Maia Nero’s trip to Angel Falls in the summer of 2012 ignited a productive period of landscapes and poetry. Nero recalls the spectacular Venezuelan landscape and the works it inspired. “It was an eight-day trip through an area called Kavac. I stayed with the Pemon Indians in their villages,” says Nero, an administrative assistant in Communication Design.
Nero hiked through the jungle to the highest visitor’s point at Angel Falls. At 2,212 feet, nearly 20 times higher than Niagara Falls, Angel Falls is the world’s tallest waterfall. “There isn’t anything more spectacular than seeing the longest dropping waterfalls in the world,” she says.

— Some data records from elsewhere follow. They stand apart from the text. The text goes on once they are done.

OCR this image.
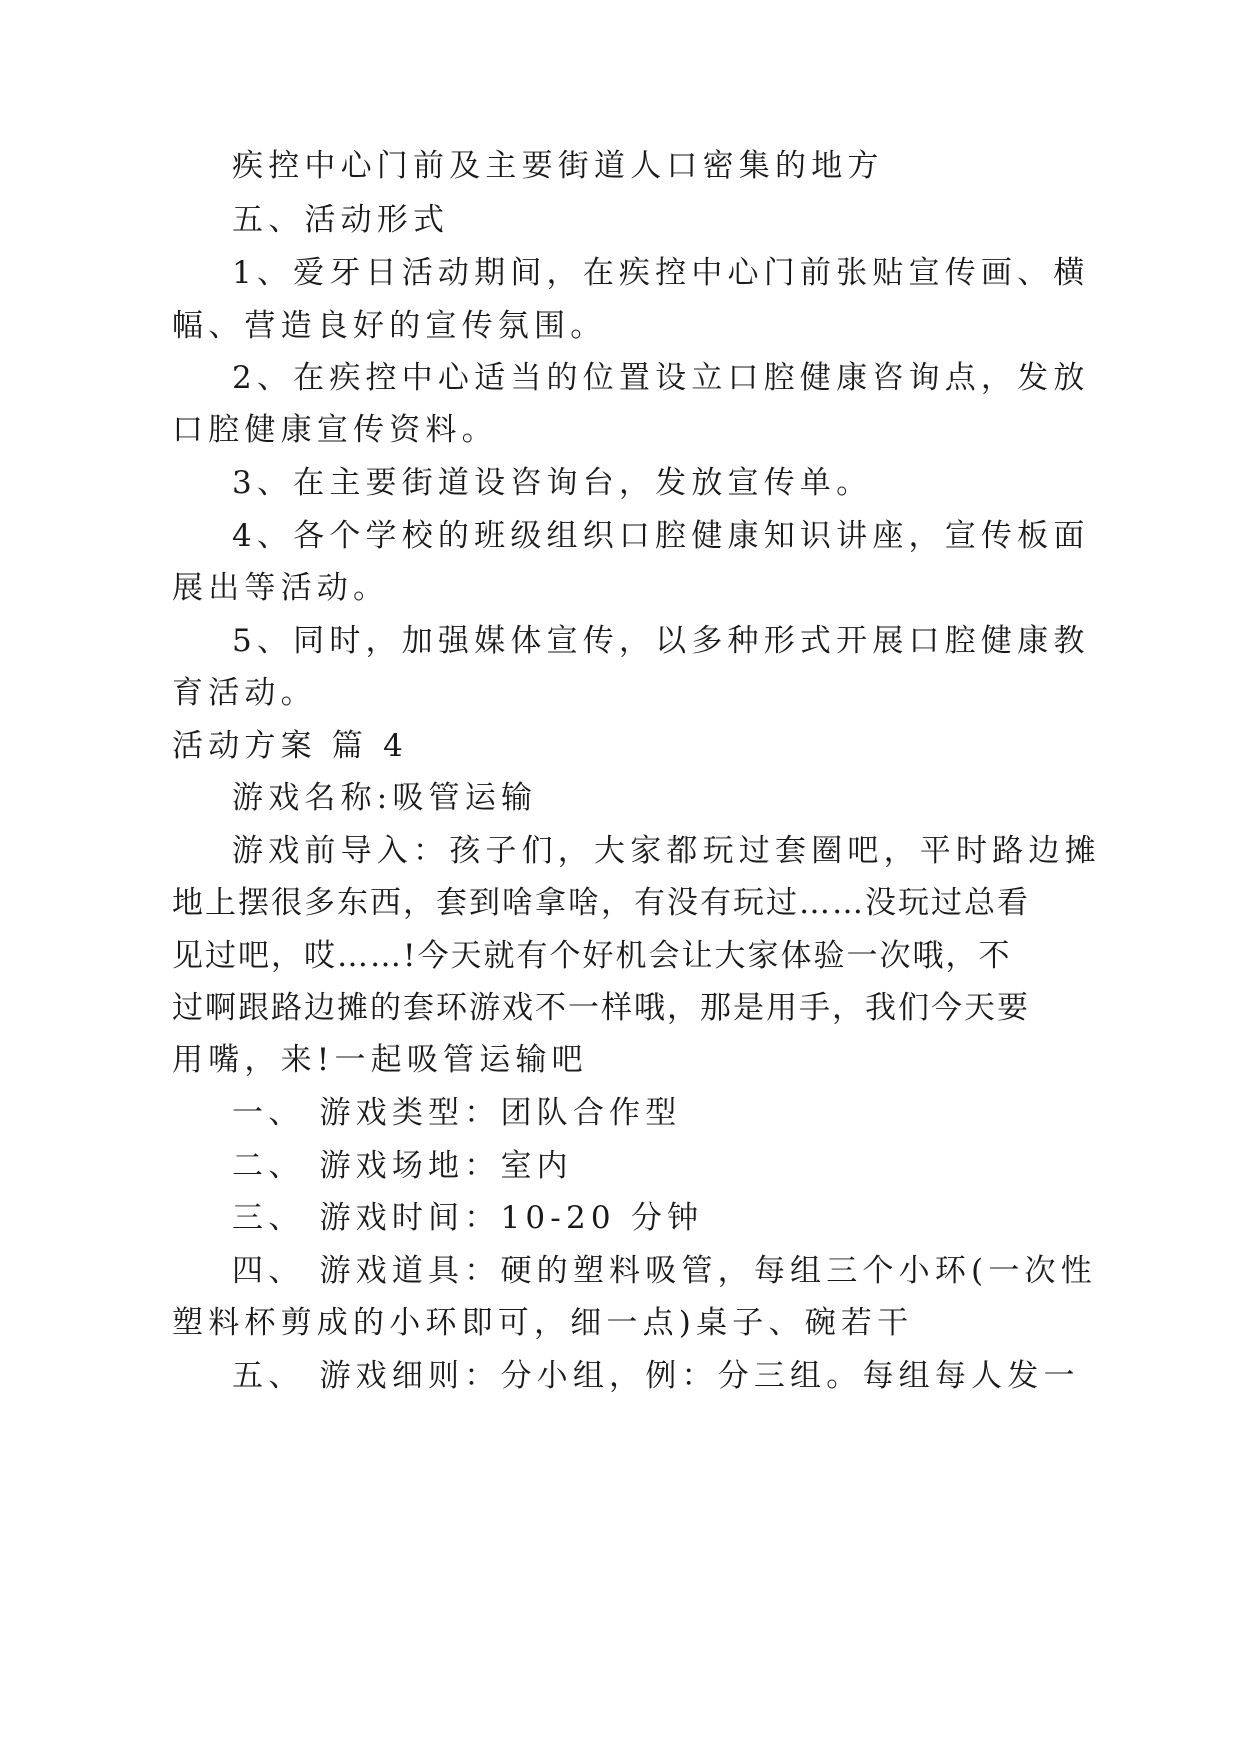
疾控中心门前及主要街道人口密集的地方
五、活动形式
1、爱牙日活动期间，在疾控中心门前张贴宣传画、横
幅、营造良好的宣传氛围。
2、在疾控中心适当的位置设立口腔健康咨询点，发放
口腔健康宣传资料。
3、在主要街道设咨询台，发放宣传单。
4、各个学校的班级组织口腔健康知识讲座，宣传板面
展出等活动。
5、同时，加强媒体宣传，以多种形式开展口腔健康教
育活动。
活动方案 篇 4
游戏名称:吸管运输
游戏前导入：孩子们，大家都玩过套圈吧，平时路边摊
地上摆很多东西，套到啥拿啥，有没有玩过……没玩过总看
见过吧，哎……!今天就有个好机会让大家体验一次哦，不
过啊跟路边摊的套环游戏不一样哦，那是用手，我们今天要
用嘴，来!一起吸管运输吧
一、 游戏类型：团队合作型
二、 游戏场地：室内
三、 游戏时间：10-20 分钟
四、 游戏道具：硬的塑料吸管，每组三个小环(一次性
塑料杯剪成的小环即可，细一点)桌子、碗若干
五、 游戏细则：分小组，例：分三组。每组每人发一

- As Nero entered the hiking path into the tropical jungle, sunlight burst through the trees. She captured the sight in a photo. “I worked from my photographs to maintain the integrity of what I was journeying through.”

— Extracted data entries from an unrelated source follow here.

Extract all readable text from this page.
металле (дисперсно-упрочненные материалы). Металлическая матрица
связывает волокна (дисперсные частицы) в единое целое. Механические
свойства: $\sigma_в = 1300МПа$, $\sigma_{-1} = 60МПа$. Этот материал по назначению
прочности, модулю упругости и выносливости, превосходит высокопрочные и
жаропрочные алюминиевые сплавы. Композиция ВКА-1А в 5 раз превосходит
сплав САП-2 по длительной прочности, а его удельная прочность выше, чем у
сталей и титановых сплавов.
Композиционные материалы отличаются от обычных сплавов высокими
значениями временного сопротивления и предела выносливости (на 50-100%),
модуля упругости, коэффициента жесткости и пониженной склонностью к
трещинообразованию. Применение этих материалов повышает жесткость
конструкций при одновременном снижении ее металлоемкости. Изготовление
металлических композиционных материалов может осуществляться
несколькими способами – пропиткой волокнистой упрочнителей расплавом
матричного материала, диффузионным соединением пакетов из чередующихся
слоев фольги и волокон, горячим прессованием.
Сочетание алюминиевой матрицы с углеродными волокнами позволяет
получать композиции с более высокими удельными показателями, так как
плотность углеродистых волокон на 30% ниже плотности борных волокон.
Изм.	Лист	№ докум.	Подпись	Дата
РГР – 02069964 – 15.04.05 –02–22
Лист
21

Nero’s favorite from among her landscapes of Angel Falls is “Memories Caress Canaima.” “It’s of the second tier of Angel Falls, where the mist creates a canyon of water. If you look at it, you’ll see the water meandering between the trees.”
Hiking to a camp village, Nero saw cloud formations that inspired her “Caressing Dreams” landscape. “It was a difficult hike because the blades of grass were parched, very dry and tall — the mountains and clouds, the entire vision was so captivating you didn’t care that you were hiking in a difficult environment,” says Nero.

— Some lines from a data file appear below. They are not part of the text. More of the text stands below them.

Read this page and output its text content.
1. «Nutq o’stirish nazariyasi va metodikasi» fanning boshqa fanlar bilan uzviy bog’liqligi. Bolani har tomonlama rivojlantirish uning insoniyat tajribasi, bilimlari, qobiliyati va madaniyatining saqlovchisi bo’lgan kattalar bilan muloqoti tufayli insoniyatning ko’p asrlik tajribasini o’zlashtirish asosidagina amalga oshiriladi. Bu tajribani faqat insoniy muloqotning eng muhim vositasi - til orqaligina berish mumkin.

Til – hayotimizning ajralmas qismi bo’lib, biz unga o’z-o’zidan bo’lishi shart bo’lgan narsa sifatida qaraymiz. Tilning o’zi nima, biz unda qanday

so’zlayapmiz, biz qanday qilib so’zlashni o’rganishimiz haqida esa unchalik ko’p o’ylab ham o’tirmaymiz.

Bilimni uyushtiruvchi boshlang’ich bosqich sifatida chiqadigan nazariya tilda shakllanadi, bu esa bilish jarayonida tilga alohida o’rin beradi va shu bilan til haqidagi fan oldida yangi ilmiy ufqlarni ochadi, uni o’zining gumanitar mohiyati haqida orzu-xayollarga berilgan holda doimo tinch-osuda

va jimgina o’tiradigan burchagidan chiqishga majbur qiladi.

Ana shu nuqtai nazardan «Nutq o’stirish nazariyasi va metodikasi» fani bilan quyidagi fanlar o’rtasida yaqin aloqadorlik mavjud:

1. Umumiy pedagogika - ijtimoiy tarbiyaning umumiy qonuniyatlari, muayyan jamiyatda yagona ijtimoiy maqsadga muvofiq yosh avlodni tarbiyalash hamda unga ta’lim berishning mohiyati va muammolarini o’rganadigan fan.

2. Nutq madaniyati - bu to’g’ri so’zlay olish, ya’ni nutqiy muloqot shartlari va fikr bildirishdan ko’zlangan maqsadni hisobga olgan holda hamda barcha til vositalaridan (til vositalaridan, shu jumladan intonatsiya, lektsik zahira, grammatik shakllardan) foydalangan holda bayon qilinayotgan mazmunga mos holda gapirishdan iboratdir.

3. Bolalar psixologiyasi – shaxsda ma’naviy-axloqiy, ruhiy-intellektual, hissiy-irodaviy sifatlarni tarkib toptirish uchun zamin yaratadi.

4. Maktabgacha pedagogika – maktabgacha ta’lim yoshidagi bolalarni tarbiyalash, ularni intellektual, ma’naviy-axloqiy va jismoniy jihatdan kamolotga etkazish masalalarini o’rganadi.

The painting “Cliffside” shows the Tepui Mountains. Tepui in the Pemon language means “house of the gods. ” Says Nero, “I shot that image while in a canoe heading for Angel Falls. It was incredible.”
The final painting, “Mothers Wings” represents for Nero “a light of hope.” The artist’s mother, who loved butterflies, had recently passed away. Nero “found” her mother in the jungle.
“A butterfly arrived on my wet hiking shoes and left before I found my camera. When I returned, the butterfly had disappeared. I stomped my feet and cried, ‘Please Mom, I’m here, come back!’ Within seconds the butterfly landed on my shoes, where everyone else’s belongings were drying from a canoe trip. The butterfly went inside my shoes, never touching anyone else’s belongings.”